Enquanto a capital paulista prevê mais um passo na retomada, depois de reabrir o comércio, concessionárias, imobiliárias e escritórios, outros municípios retrocedem após uma reabertura precoce. Nesta sexta-feira, o prefeito de Belo Horizonte, Alexandre Kalil (PSD) informou que após o processo de flexibilização, iniciado há um mês, ter impactado negativamente nos índices da capital mineira, a cidade voltará à estaca zero a partir da próxima segunda-feira, com o funcionamento somente dos serviços essenciais. A taxa de ocupação dos leitos bateu recorde na cidade, chegando a 85% do total na quinta-feira. “Ninguém avisou tanto [quanto eu] que não era férias, que todos deveríamos nos manter em casa, o que não foi feito”, afirmou Kalil em uma entrevista coletiva.

Da mesma forma, outras capitais já experimentaram esse efeito ioiô da economia, como Curitiba, e diversos municípios do próprio Estado de São Paulo, cujo mapa hoje está em sua imensa maioria pintado de vermelho, ou seja, aponta locais em que só se permite o funcionamento de serviços essenciais. Para Patrícia Magalhães, física e pesquisadora da universidade de Bristol, na Inglaterra, e do Grupo Ação Covid-19, a capital paulista tende a traçar caminho parecido. “A reabertura é uma receita do caos”, diz. Para ela, em uma semana após a reabertura dos bares e restaurantes, o aumento considerável dos casos na cidade já poderá ser observado. Isso porque esses estabelecimentos são ainda mais propícios à contaminação. “Abrir shoppings já é ruim, mas agora os ambientes que serão abertos são particularmente os de alta transmissão, porque as pessoas vão ficar conversando, sem máscara, próximas umas das outras”, afirma. “Em vários lugares do mundo, os parques foram os primeiros lugares que as pessoas puderam ocupar. Aqui não. Como shopping abre antes do que parque?”.

No final de maio, a Ação Covid-19, grupo de pesquisadores do qual Patrícia faz parte, já alertava, em um documento, sobre os riscos da reabertura do Estado, anunciada no dia 1 de junho. “A gente já dizia naquele momento que seria um equívoco reabrir.
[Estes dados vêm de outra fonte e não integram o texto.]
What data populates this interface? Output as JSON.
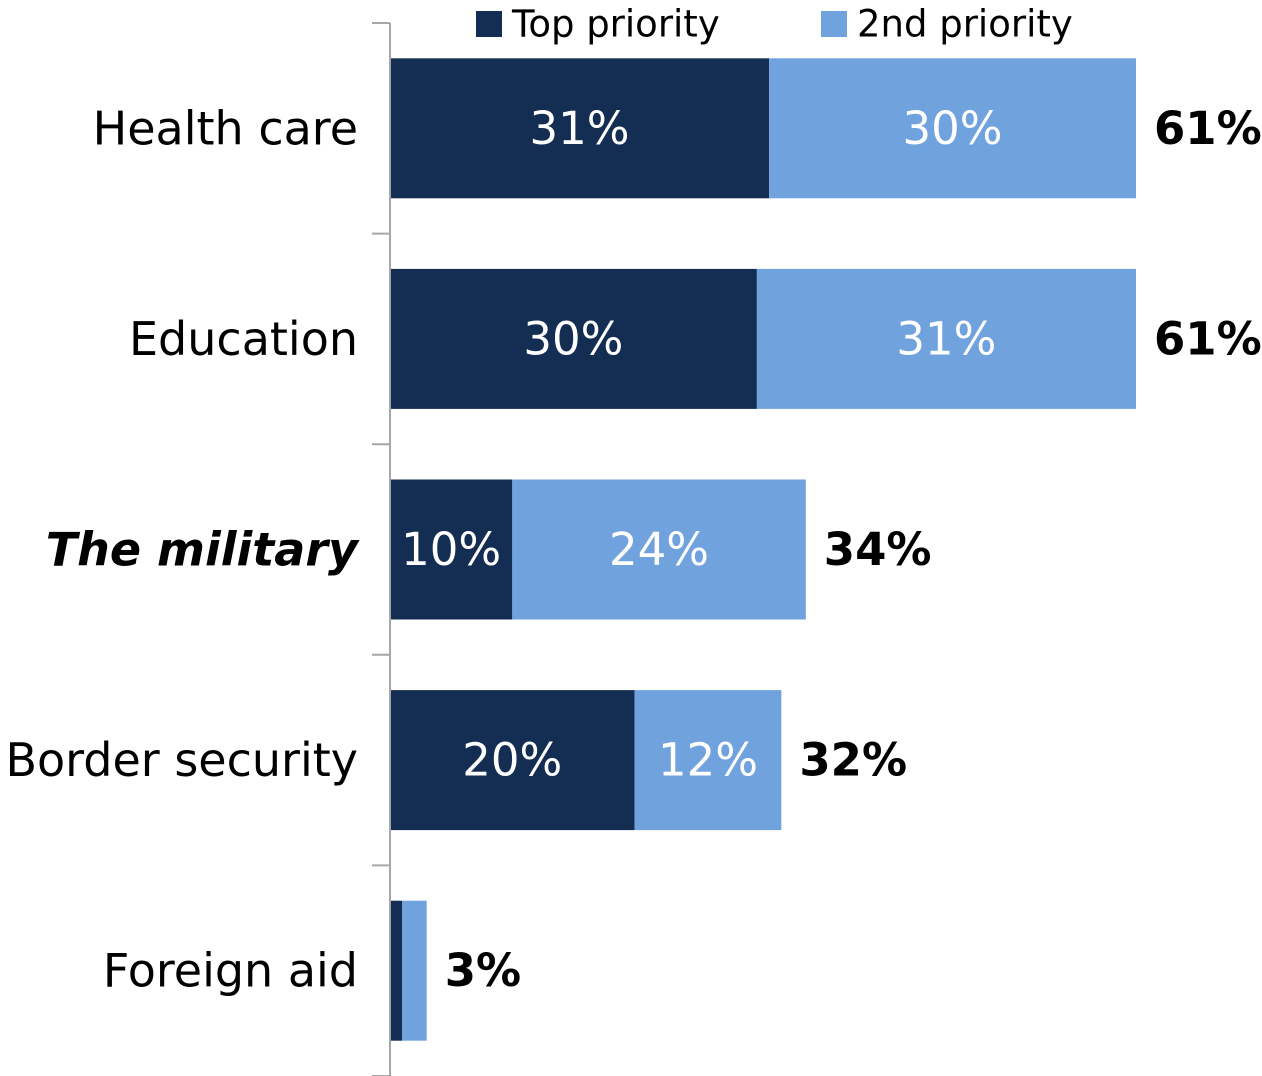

Em alguns lugares isso ficou claro, como Ribeirão Preto, que flexibilizou, e rapidamente voltou para a fase vermelha”, diz ela. “Desde o anúncio da reabertura você consegue ver em todas as regiões de São Paulo um aumento considerável no número de casos e mortes”. O Governo, por sua vez, argumenta que as análises sobre esses dados feitas na sequência ao anúncio das medidas é precipitada. “Essas avaliações feitas em um período muito pequeno não são adequadas”, disse João Gabbardo, do comitê de contingência do coronavírus em São Paulo. Mas ao observar o gráfico acima é possível ver que a curva de novos casos, tanto na capital, quanto no Estado, segue em ascensão.

Domingos Alves, do Laboratório de Inteligência em Saúde (LIS) da Faculdade de Medicina de Ribeirão Preto da USP, também já havia feito o alerta de que a primeira fase de reabertura —que permitiu a volta de shoppings, lojas de rua, imobiliárias, concessionárias e escritórios— era precipitada. O pesquisador chegou a comparar a abertura com “levar a população ao abatedouro”, em entrevista ao EL PAÍS. “É um plano de sacrifício da população”, diz, novamente, agora.

Ele lembra que, de acordo com a Organização Mundial da Saúde (OMS), a flexibilização só deve ser iniciada, dentre outras orientações, após um período de ao menos três semanas de queda sustentada de novos casos e óbitos. “E é queda, não é redução no aumento ao se comparar uma semana com a outra”, afirma. “Mas os cálculos feitos dentro do plano São Paulo privilegia a taxa de ocupação de leitos e internação e não o que orienta a OMS. Os municípios então, ávidos por reabrir, vão lá e aumentam o número de leitos”, conclui.